There were four of them, right enough. But there was another man who stuck out in the darkness. He must have been there, because it had certainly been a desert dweller who had sent them tumbling out of the firelight, and these four men were city men — definitely. I could tell it from their hands, from the way they stood around the fire, from the guns they used — automatics that gave lots of shots fast, but weren’t the guns a desert man would have used as holster weapons.
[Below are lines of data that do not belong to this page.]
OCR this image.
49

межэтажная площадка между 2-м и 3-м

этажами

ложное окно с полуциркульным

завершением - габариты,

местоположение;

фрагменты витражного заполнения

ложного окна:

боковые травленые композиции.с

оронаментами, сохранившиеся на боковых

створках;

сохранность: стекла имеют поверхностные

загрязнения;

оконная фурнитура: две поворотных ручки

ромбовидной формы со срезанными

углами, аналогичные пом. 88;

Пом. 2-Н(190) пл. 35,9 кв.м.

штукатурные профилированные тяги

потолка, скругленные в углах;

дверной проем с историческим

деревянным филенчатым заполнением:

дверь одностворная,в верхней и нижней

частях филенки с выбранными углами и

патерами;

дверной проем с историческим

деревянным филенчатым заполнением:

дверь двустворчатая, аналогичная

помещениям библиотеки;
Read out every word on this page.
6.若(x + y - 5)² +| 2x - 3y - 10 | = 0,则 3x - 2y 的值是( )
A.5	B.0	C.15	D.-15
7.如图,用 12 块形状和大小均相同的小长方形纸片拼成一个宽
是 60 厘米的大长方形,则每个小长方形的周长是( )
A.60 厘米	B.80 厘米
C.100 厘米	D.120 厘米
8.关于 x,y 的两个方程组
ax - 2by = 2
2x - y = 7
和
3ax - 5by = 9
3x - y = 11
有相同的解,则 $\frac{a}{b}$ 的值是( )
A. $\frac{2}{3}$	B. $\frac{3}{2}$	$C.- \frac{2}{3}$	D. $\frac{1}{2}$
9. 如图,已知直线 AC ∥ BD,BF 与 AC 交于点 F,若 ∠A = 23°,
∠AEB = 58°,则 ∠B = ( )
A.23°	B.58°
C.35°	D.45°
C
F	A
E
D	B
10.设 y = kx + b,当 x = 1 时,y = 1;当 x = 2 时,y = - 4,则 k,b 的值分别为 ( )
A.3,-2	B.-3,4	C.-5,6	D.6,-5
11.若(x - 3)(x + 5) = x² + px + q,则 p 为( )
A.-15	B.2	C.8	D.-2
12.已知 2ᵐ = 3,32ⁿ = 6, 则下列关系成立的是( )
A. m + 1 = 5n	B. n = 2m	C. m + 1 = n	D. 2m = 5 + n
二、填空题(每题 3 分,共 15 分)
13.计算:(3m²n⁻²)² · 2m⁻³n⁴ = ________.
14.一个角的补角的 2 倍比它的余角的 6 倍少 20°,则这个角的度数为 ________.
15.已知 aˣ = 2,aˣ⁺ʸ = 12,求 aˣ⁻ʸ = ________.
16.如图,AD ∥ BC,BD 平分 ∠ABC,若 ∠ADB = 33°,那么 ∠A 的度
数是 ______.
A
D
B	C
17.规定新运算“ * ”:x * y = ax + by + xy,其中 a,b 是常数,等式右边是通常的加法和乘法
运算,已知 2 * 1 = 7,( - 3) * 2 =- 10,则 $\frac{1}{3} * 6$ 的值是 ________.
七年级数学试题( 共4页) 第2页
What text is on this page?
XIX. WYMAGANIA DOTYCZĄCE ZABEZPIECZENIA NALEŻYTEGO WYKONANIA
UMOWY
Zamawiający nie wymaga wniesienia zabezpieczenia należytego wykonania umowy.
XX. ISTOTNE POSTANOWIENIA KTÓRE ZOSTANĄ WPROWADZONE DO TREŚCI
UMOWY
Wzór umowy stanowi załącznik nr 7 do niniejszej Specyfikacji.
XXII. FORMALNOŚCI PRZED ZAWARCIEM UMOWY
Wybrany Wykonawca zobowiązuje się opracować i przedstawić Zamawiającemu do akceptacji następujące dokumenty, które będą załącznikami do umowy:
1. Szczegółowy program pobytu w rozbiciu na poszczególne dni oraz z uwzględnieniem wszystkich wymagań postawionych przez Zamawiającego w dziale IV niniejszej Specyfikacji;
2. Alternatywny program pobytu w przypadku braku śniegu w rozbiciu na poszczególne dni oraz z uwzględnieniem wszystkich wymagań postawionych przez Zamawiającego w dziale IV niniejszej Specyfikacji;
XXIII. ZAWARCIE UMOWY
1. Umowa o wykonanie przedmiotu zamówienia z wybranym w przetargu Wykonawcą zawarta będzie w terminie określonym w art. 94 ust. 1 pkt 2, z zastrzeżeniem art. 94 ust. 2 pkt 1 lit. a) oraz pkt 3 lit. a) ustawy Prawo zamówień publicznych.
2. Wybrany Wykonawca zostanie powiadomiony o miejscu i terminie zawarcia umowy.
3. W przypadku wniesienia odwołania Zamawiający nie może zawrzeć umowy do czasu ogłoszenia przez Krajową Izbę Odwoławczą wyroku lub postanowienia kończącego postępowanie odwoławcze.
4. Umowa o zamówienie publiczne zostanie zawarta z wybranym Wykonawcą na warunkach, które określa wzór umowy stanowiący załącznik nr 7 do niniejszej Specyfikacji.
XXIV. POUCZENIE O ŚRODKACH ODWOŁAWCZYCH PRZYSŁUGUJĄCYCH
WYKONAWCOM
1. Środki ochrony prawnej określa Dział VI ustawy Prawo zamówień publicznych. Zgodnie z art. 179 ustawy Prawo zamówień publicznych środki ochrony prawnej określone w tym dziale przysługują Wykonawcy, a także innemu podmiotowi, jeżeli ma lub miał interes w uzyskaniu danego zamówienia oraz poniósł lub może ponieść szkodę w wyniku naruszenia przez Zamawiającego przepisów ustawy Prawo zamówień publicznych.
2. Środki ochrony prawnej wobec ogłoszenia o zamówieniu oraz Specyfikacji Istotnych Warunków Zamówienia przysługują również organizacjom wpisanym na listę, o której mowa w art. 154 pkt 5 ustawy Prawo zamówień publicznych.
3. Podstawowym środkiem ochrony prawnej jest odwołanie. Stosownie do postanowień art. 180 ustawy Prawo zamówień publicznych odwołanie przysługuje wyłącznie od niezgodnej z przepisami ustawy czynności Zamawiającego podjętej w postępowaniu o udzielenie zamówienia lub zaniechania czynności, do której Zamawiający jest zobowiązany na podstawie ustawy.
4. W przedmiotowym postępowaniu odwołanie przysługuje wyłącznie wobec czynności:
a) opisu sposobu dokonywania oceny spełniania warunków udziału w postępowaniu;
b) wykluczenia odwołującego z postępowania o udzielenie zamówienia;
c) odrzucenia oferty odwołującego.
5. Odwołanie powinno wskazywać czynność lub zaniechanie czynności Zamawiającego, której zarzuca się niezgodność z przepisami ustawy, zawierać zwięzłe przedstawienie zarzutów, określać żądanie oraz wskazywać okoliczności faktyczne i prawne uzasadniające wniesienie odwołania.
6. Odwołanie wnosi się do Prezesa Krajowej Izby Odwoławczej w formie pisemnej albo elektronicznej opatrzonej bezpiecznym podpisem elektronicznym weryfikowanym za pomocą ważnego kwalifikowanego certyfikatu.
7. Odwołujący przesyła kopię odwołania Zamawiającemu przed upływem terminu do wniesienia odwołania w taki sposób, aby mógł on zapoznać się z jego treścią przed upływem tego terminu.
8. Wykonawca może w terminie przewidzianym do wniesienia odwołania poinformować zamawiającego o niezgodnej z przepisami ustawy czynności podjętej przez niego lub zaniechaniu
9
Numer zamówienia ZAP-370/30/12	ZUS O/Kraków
Not that we pack guns around in the open, when we’re around our fellow man. The old prospector may have a gun in a slick holster, worn black and smooth by years of use — when he’s out on the desert. If he’s going on a trip, when he thinks he may run into a claim jumper, he’ll have it with him pretty steadily. But for the most part the desert man will have his gun in his war bag, when he’s around his fellow mortals. A desert man would never make the mistake of going for his iron, and then remaining outlined against a campfire.
I had my own gun at my hip because I’d rather expected some sort of trouble, following the hunch Bess had. And she had stuck a gun down the front of her blouse. But neither of us were making any false motions toward the guns. When we pulled ’em there’d be action, and we wouldn’t stick around a campfire, either.
The men sat down on the sand, and they sat awkwardly. Bess dropped to a sitting position, light as a feather. I sat on my heels, the way of the desert man who’s making himself comfortable for a short visit.
“Looking for an Indian who’s supposed to be in these parts,” I said.
“Yeah?” asked one of the men swiftly. “What’s his name?” Bess told him the name. I wouldn’t have done it, not just then — not until the other man showed up, at any rate.